Fed sharply cuts forecast for US economic growth

Published on NewsOK Modified: June 18, 2014 at 4:23 pm •  Published: June 18, 2014

WASHINGTON (AP) — The Federal Reserve has sharply cut its forecast for U.S. growth this year, reflecting a shrinking economy last quarter caused mostly by harsh weather.

At the same time, the Fed has barely increased its estimate of inflation despite signs that consumer price increases are picking up. Its benign inflation outlook suggests that the Fed doesn't feel rising pressure to raise short-term interest rates.

The Fed updated its economic forecasts Wednesday after a two-day policy meeting.

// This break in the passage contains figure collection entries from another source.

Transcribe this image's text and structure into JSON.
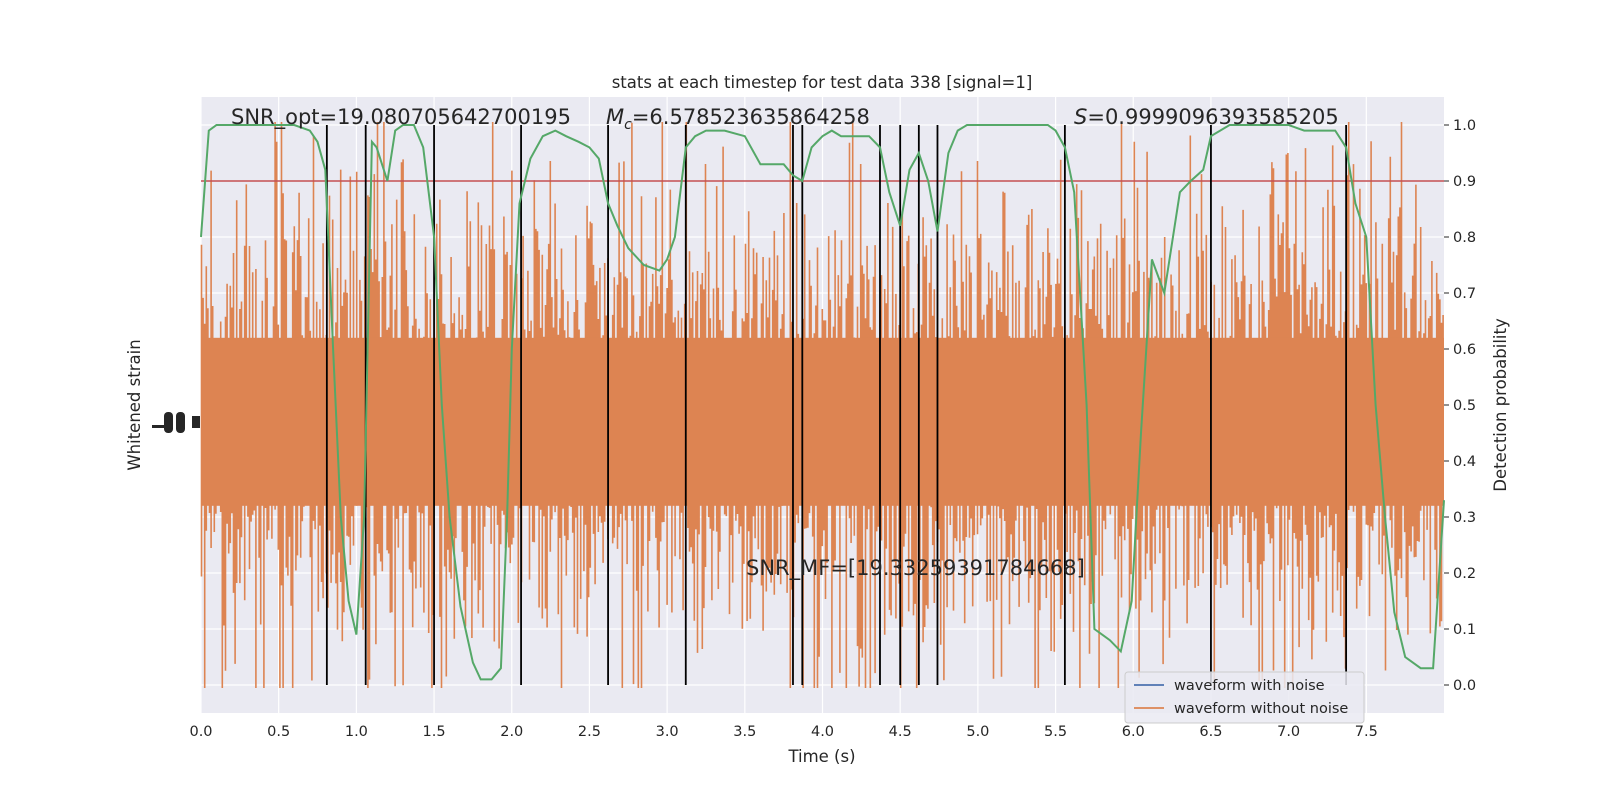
{
  "chart_data": {
    "type": "line",
    "title": "stats at each timestep for test data 338 [signal=1]",
    "xlabel": "Time (s)",
    "ylabel_left": "Whitened strain",
    "ylabel_right": "Detection probability",
    "xlim": [
      0,
      8
    ],
    "ylim_right": [
      -0.05,
      1.05
    ],
    "x_ticks": [
      "0.0",
      "0.5",
      "1.0",
      "1.5",
      "2.0",
      "2.5",
      "3.0",
      "3.5",
      "4.0",
      "4.5",
      "5.0",
      "5.5",
      "6.0",
      "6.5",
      "7.0",
      "7.5"
    ],
    "y_ticks_right": [
      "0.0",
      "0.1",
      "0.2",
      "0.3",
      "0.4",
      "0.5",
      "0.6",
      "0.7",
      "0.8",
      "0.9",
      "1.0"
    ],
    "grid": true,
    "threshold": 0.9,
    "annotations": {
      "snr_opt": "SNR_opt=19.080705642700195",
      "mc_symbol": "M",
      "mc_sub": "c",
      "mc_value": "=6.578523635864258",
      "s_symbol": "S",
      "s_value": "=0.9999096393585205",
      "snr_mf": "SNR_MF=[19.33259391784668]"
    },
    "vertical_lines": [
      0.81,
      1.06,
      1.5,
      2.06,
      2.62,
      3.12,
      3.81,
      3.87,
      4.37,
      4.5,
      4.62,
      4.74,
      5.56,
      6.5,
      7.37
    ],
    "series": [
      {
        "name": "waveform with noise",
        "color": "#4c72b0"
      },
      {
        "name": "waveform without noise",
        "color": "#dd8452"
      },
      {
        "color": "#55a868",
        "x": [
          0.0,
          0.05,
          0.1,
          0.2,
          0.3,
          0.4,
          0.5,
          0.6,
          0.7,
          0.75,
          0.8,
          0.85,
          0.9,
          0.95,
          1.0,
          1.05,
          1.1,
          1.13,
          1.2,
          1.25,
          1.3,
          1.37,
          1.43,
          1.5,
          1.55,
          1.6,
          1.67,
          1.75,
          1.8,
          1.87,
          1.93,
          1.97,
          2.0,
          2.05,
          2.12,
          2.2,
          2.28,
          2.35,
          2.43,
          2.5,
          2.56,
          2.62,
          2.68,
          2.75,
          2.85,
          2.95,
          3.0,
          3.05,
          3.12,
          3.18,
          3.25,
          3.37,
          3.5,
          3.6,
          3.75,
          3.81,
          3.87,
          3.93,
          4.0,
          4.06,
          4.12,
          4.18,
          4.3,
          4.37,
          4.43,
          4.5,
          4.56,
          4.62,
          4.68,
          4.74,
          4.81,
          4.87,
          4.93,
          5.0,
          5.25,
          5.37,
          5.45,
          5.5,
          5.56,
          5.62,
          5.7,
          5.75,
          5.85,
          5.92,
          5.99,
          6.05,
          6.12,
          6.2,
          6.3,
          6.37,
          6.45,
          6.5,
          6.62,
          6.68,
          6.75,
          6.87,
          7.0,
          7.1,
          7.2,
          7.3,
          7.37,
          7.43,
          7.5,
          7.56,
          7.62,
          7.68,
          7.75,
          7.85,
          7.93,
          8.0
        ],
        "y": [
          0.8,
          0.99,
          1.0,
          1.0,
          1.0,
          1.0,
          1.0,
          1.0,
          0.99,
          0.97,
          0.92,
          0.6,
          0.3,
          0.15,
          0.09,
          0.3,
          0.97,
          0.96,
          0.9,
          0.99,
          1.0,
          1.0,
          0.96,
          0.8,
          0.5,
          0.3,
          0.14,
          0.04,
          0.01,
          0.01,
          0.03,
          0.3,
          0.6,
          0.86,
          0.94,
          0.98,
          0.99,
          0.98,
          0.97,
          0.96,
          0.94,
          0.86,
          0.82,
          0.78,
          0.75,
          0.74,
          0.76,
          0.8,
          0.96,
          0.98,
          0.99,
          0.99,
          0.98,
          0.93,
          0.93,
          0.91,
          0.9,
          0.96,
          0.98,
          0.99,
          0.98,
          0.98,
          0.98,
          0.96,
          0.88,
          0.82,
          0.92,
          0.95,
          0.9,
          0.81,
          0.95,
          0.99,
          1.0,
          1.0,
          1.0,
          1.0,
          1.0,
          0.99,
          0.96,
          0.88,
          0.5,
          0.1,
          0.08,
          0.06,
          0.15,
          0.45,
          0.76,
          0.7,
          0.88,
          0.9,
          0.92,
          0.98,
          1.0,
          1.0,
          1.0,
          1.0,
          1.0,
          0.99,
          0.99,
          0.99,
          0.96,
          0.86,
          0.8,
          0.5,
          0.3,
          0.13,
          0.05,
          0.03,
          0.03,
          0.33
        ]
      }
    ],
    "legend_position": "lower right"
  }
}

It expects growth to be just 2.1 percent to 2.3 percent this year, down from 2.8 percent to 3 percent in its last projections in March.

Given that analysts think the economy shrank at up to a 2 percent annual rate in the January-March quarter, the Fed's forecast implies that growth will top a healthy 3 percent rate over the final three quarters of 2014, economists noted.

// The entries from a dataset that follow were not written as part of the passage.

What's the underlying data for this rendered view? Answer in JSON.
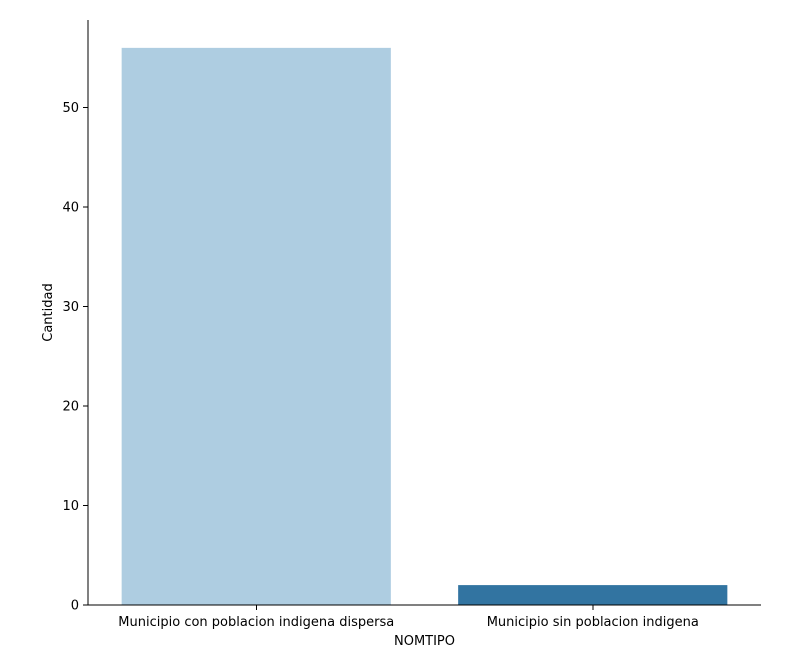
{
  "chart_data": {
    "type": "bar",
    "categories": [
      "Municipio con poblacion indigena dispersa",
      "Municipio sin poblacion indigena"
    ],
    "values": [
      56,
      2
    ],
    "colors": [
      "#aecde1",
      "#3274a1"
    ],
    "xlabel": "NOMTIPO",
    "ylabel": "Cantidad",
    "ylim": [
      0,
      58.8
    ],
    "yticks": [
      0,
      10,
      20,
      30,
      40,
      50
    ],
    "grid": false,
    "legend": "none",
    "spines": "left-bottom"
  }
}
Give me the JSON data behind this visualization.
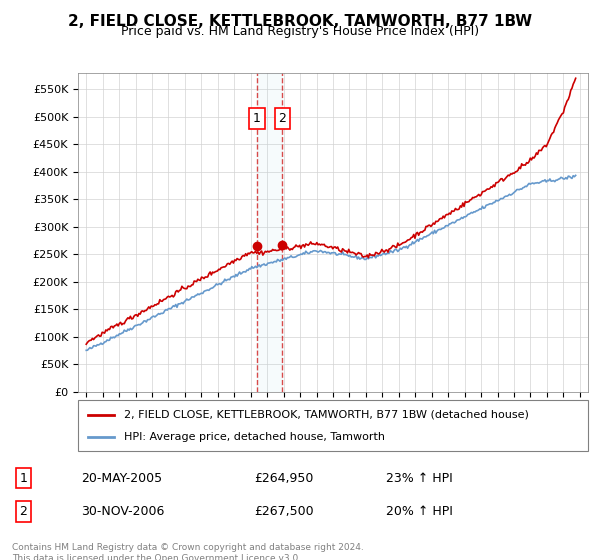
{
  "title": "2, FIELD CLOSE, KETTLEBROOK, TAMWORTH, B77 1BW",
  "subtitle": "Price paid vs. HM Land Registry's House Price Index (HPI)",
  "legend_line1": "2, FIELD CLOSE, KETTLEBROOK, TAMWORTH, B77 1BW (detached house)",
  "legend_line2": "HPI: Average price, detached house, Tamworth",
  "sale1_date": "20-MAY-2005",
  "sale1_price": 264950,
  "sale1_pct": "23% ↑ HPI",
  "sale2_date": "30-NOV-2006",
  "sale2_price": 267500,
  "sale2_pct": "20% ↑ HPI",
  "sale1_x": 2005.38,
  "sale2_x": 2006.92,
  "footer": "Contains HM Land Registry data © Crown copyright and database right 2024.\nThis data is licensed under the Open Government Licence v3.0.",
  "hpi_color": "#6699cc",
  "price_color": "#cc0000",
  "ylim_min": 0,
  "ylim_max": 580000,
  "xlim_min": 1994.5,
  "xlim_max": 2025.5
}
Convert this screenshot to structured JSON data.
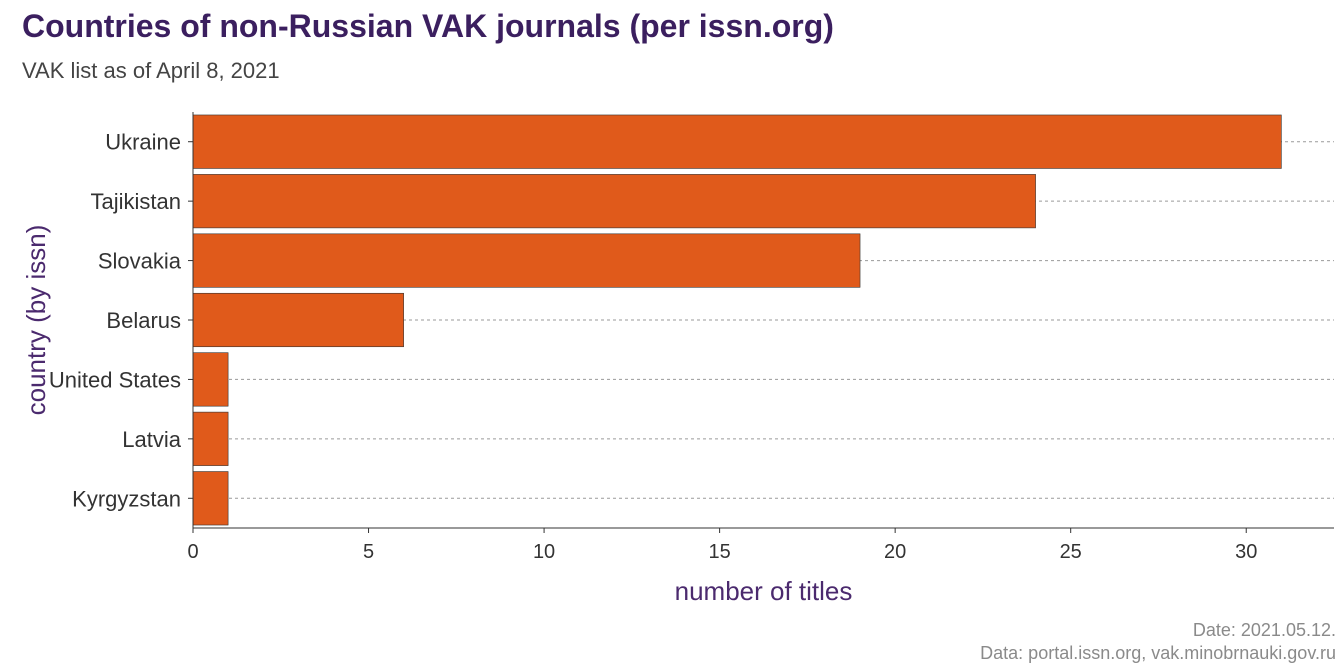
{
  "chart_data": {
    "type": "bar",
    "orientation": "horizontal",
    "title": "Countries of non-Russian VAK journals (per issn.org)",
    "subtitle": "VAK list as of April 8, 2021",
    "xlabel": "number of titles",
    "ylabel": "country (by issn)",
    "categories": [
      "Ukraine",
      "Tajikistan",
      "Slovakia",
      "Belarus",
      "United States",
      "Latvia",
      "Kyrgyzstan"
    ],
    "values": [
      31,
      24,
      19,
      6,
      1,
      1,
      1
    ],
    "xlim": [
      0,
      32.5
    ],
    "xticks": [
      "0",
      "5",
      "10",
      "15",
      "20",
      "25",
      "30"
    ],
    "grid": "horizontal dashed lines",
    "legend": "none"
  },
  "caption": {
    "date": "Date: 2021.05.12.",
    "source": "Data: portal.issn.org, vak.minobrnauki.gov.ru"
  },
  "colors": {
    "bar": "#e05a1b",
    "title": "#3b1f5f",
    "axis_label": "#4b2a6e",
    "grid": "#9a9a9a",
    "tick_text": "#333333"
  }
}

The Fed thinks inflation will be a slight 1.5 percent to 1.7 percent by year's end, near its earlier estimate.

Still, more Fed members than in March expect the central bank's short-term rate to be 1 percent or higher by the end of 2015. That points to the prospect of more members advocating higher interest rates next year. Fed policymakers' average forecast for short-term rates in 2016 also edged up.